In Sonnar (Nig) Ltd v Partenreedri MS Norwind (1987) 4 NWLR 520 at 544 Oputa JSC of the Nigerian Supreme Court, although concurring, expressed a separate view that as a matter of public policy, Nigerian courts “should not be too eager to divest themselves of jurisdiction conferred on them by the Constitution and by other laws simply because parties in their private contracts chose a foreign forum.” Many other Nigerian judges have since followed this individual approach taken by Oputa JSC, despite the majority of the Nigerian Supreme Court in Sonnar unanimously, and repeatedly in Nika Fishing Company Ltd v Lavina Corporation (2008) 16 NWLR 509, and Conoil Plc v Vitol SA (2018) 9 NWLR 463, expressing preference for the enforcement of a foreign jurisdiction clause, except where strong cause is advanced to the contrary. In this context, the influence of an individual judge in decision-making in conflict of laws cannot be undermined.
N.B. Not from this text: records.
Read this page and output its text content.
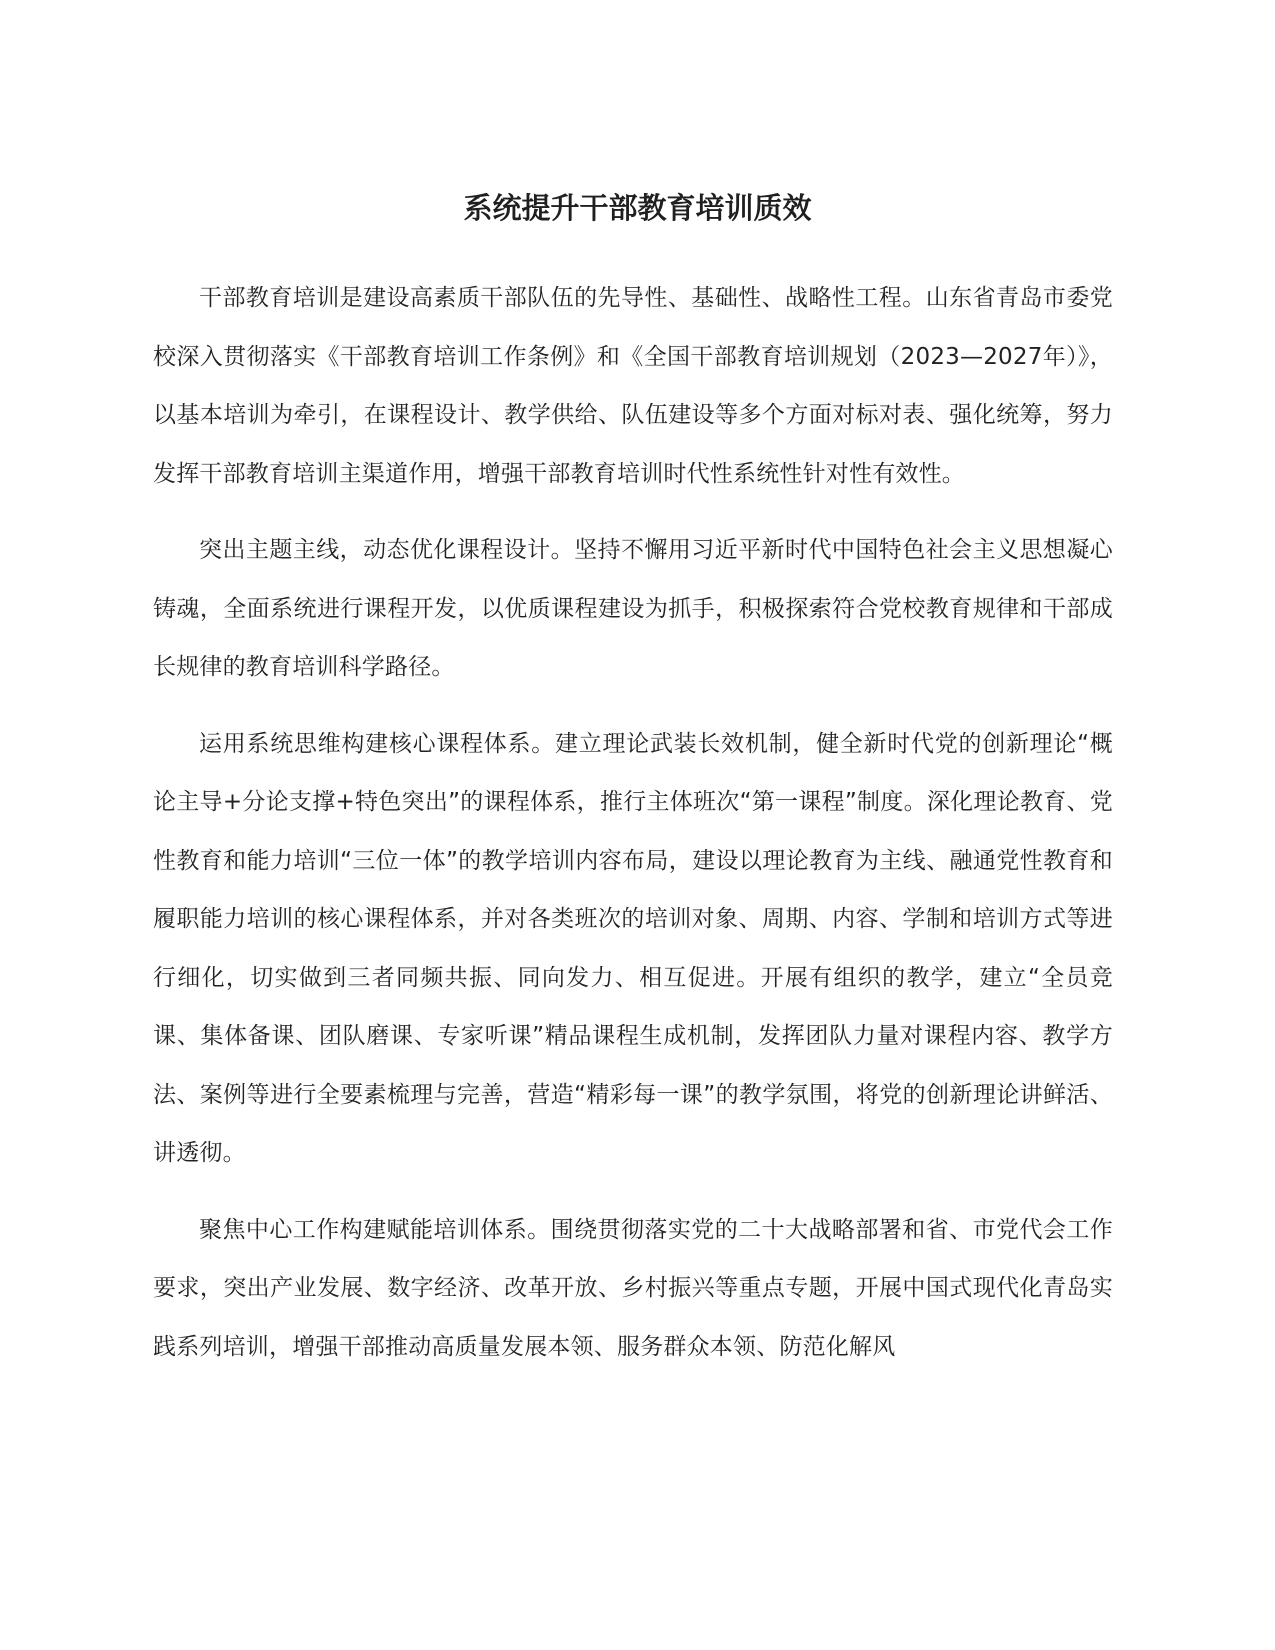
系统提升干部教育培训质效

干部教育培训是建设高素质干部队伍的先导性、基础性、战略性工程。山东省青岛市委党校深入贯彻落实《干部教育培训工作条例》和《全国干部教育培训规划（2023—2027年）》，以基本培训为牵引，在课程设计、教学供给、队伍建设等多个方面对标对表、强化统筹，努力发挥干部教育培训主渠道作用，增强干部教育培训时代性系统性针对性有效性。

突出主题主线，动态优化课程设计。坚持不懈用习近平新时代中国特色社会主义思想凝心铸魂，全面系统进行课程开发，以优质课程建设为抓手，积极探索符合党校教育规律和干部成长规律的教育培训科学路径。

运用系统思维构建核心课程体系。建立理论武装长效机制，健全新时代党的创新理论“概论主导+分论支撑+特色突出”的课程体系，推行主体班次“第一课程”制度。深化理论教育、党性教育和能力培训“三位一体”的教学培训内容布局，建设以理论教育为主线、融通党性教育和履职能力培训的核心课程体系，并对各类班次的培训对象、周期、内容、学制和培训方式等进行细化，切实做到三者同频共振、同向发力、相互促进。开展有组织的教学，建立“全员竞课、集体备课、团队磨课、专家听课”精品课程生成机制，发挥团队力量对课程内容、教学方法、案例等进行全要素梳理与完善，营造“精彩每一课”的教学氛围，将党的创新理论讲鲜活、讲透彻。

聚焦中心工作构建赋能培训体系。围绕贯彻落实党的二十大战略部署和省、市党代会工作要求，突出产业发展、数字经济、改革开放、乡村振兴等重点专题，开展中国式现代化青岛实践系列培训，增强干部推动高质量发展本领、服务群众本领、防范化解风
In England, former United Kingdom Supreme Court Judges like Lord Collins and Lord Mance are renowned for their expertise in conflict of laws. Indeed, Lord Collins’ academic prowess in conflict of laws is internationally renowned, as he is one of the chief editors of the leading common law text on the subject. Nevertheless, this is not to suggest that judges who are not specialists in conflict of laws cannot make significant contributions to the subject. For instance, Lord Goff, known for his expertise in unjust enrichment, significantly contributed to the principle of forum non conveniens, delivering the leading judgment in the seminal case of Spiliada Maritime Corp v. Cansulex Ltd. The point being made is that judges’ specialization in a subject significantly enhances the quality of judicial decisions, a fact that scholars should celebrate.

The rise of international commercial courts in Asia and the Middle East, which resemble arbitral tribunals, underscores the importance of individual judicial expertise. These courts, including those in Hong Kong, Singapore, Dubai, Qatar, Kazakhstan, and Abu Dhabi attract top foreign judicial experts to preside over and decide cases, thereby instilling confidence in international commercial parties (Bookman 2021; Antonopoulou, 2023). For instance, Lord Collins a former non-permanent Member of the Hong Kong Court of Final Appeal, delivered the leading judgment in the significant cross-border matter of Ryder Industries Ltd v Chan Shui Woo, with the agreement of all other judges on the panel.

Yekini and I stated in our blog post, that Justice Abiru’s “dissenting opinion in Niger Aluminium Manufacturing Co. Ltd v Union Bank (2015) LPELR-26010(CA) 32-36 highlights his commitment to addressing conflict of laws situations even when the majority view falls short.” If the bench in the conflict of laws case where Justice Abiru dissented had been conversant with private international principles in Nigeria, a different outcome might have been reached. This is crucial in the context of the numerous per incuriam decisions by Nigerian appellate courts, which hold that in inter-state matters, a State High Court can only assume jurisdiction over a cause of action that arose within its territory, regardless of whether the defendant is present and/or willing to submit to the court’s jurisdiction (Okoli and Oppong, Yekini, and Bamodu) . The key point is that having more specialists in conflict of laws in Nigerian courts will significantly enhance the quality of justice delivery in cross-border issues.

In conclusion, while Justice H.A.O. Abiru is not the entire Nigerian Supreme Court for conflict of laws, there is nothing wrong with emphasizing and celebrating his specialization in this field. Therefore, I stand by my co-authored blog post and will continue to highlight such expertise.